A Race for Real Sailors
"In the summer of 1920, many Canadian fishermen following the America's Cup series were frustrated. Every time the wind breezed up, the organizers called off the race. These are contests for men in whites and boats with tender hulls, they muttered in the taverns of Halifax and Lunenburg. Why not show these fancy yachtsmen what the last of the working schooners, manned by genuine salts, can do? A Nova Scotia newspaper donated a trophy and threw down the gauntlet to the seamen of New England, challenging them to meet the Maritimes' best in a "race for real sailors." And so the International Fishermen's Cup was born.

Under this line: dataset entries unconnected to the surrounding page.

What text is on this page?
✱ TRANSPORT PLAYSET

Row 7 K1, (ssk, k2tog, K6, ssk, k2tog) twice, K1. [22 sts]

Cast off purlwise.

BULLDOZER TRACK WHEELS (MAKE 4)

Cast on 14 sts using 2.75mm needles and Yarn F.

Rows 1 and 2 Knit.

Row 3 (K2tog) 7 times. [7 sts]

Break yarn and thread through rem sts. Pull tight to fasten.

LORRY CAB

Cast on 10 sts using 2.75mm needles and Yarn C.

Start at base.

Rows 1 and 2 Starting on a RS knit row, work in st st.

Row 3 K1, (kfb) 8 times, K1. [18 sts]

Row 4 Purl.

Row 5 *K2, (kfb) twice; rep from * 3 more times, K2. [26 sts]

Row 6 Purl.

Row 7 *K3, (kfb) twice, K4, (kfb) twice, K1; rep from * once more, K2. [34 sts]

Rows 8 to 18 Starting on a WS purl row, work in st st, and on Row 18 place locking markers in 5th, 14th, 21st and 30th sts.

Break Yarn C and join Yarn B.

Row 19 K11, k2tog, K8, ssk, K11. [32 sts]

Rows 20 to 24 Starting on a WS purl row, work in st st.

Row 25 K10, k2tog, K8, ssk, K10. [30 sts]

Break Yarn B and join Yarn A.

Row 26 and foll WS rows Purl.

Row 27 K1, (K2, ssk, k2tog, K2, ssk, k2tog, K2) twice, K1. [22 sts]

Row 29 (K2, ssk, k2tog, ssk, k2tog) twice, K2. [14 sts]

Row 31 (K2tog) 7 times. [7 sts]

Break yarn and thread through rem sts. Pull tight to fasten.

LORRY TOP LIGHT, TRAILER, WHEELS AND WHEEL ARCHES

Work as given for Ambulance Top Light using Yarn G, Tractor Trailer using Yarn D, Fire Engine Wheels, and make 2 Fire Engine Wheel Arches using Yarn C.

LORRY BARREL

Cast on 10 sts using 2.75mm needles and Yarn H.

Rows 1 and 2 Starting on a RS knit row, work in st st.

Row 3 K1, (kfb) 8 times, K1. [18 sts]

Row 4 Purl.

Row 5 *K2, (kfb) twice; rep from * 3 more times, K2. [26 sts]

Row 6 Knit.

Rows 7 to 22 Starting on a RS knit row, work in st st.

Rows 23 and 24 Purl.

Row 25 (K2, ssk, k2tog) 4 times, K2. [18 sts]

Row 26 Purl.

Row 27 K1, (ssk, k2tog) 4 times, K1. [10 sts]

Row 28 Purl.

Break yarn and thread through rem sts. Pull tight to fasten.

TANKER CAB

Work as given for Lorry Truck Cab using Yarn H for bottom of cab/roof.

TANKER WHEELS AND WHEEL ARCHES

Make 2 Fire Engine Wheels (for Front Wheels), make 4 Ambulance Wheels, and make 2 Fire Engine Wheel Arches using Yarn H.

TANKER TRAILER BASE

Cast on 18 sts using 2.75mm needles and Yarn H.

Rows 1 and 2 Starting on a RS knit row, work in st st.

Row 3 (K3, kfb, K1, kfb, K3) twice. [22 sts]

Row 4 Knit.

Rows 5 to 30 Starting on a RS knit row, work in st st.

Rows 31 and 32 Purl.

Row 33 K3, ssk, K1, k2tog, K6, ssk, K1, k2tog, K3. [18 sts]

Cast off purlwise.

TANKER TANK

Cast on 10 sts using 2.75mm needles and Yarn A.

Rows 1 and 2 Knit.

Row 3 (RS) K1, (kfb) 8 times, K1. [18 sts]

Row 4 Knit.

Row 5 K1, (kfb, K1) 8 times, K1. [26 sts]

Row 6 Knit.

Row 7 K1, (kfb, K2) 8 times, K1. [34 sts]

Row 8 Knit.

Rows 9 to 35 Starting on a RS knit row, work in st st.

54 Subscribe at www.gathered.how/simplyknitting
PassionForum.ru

Exhaustively researched in archives in both the U. S. and Canada, A Race for Real Sailors is a vibrant history of the Fishermen's Cup series, which dominated sporting headlines between the two world wars. Here are the incidents and drama of each race and the almost living personalities of the schooners that contested them: the Delawana and the Esperanto, the Columbia and the Gertrude L. Thebaud, and dominating them all the Bluenose, the big brute from Lunenburg whose image shines on the Canadian dime to this day. Vying for the spotlight are the boats' larger-than-life skippers, among them Marty Welch, the hard-charging American who first took the cup; Ben Pine, the Gloucester scrap dealer whose passion kept the races afloat when they seemed destined to fade away; and the irascible, impossible Angus Walters, master of the Bluenose, who repeatedly broke American hearts but whose own heart was broken by Canada's refusal to come to the rescue of his beloved vessel.
The stirring and poignant tale is illustrated with 51 historical photographs and five maps, rounded out by a glossary of sailing terms and an appendix of the ever-changing race rules. This is a story that will keep even confirmed landlubbers pegged to their seats, a tale of iron men and wooden ships whose time will never come again".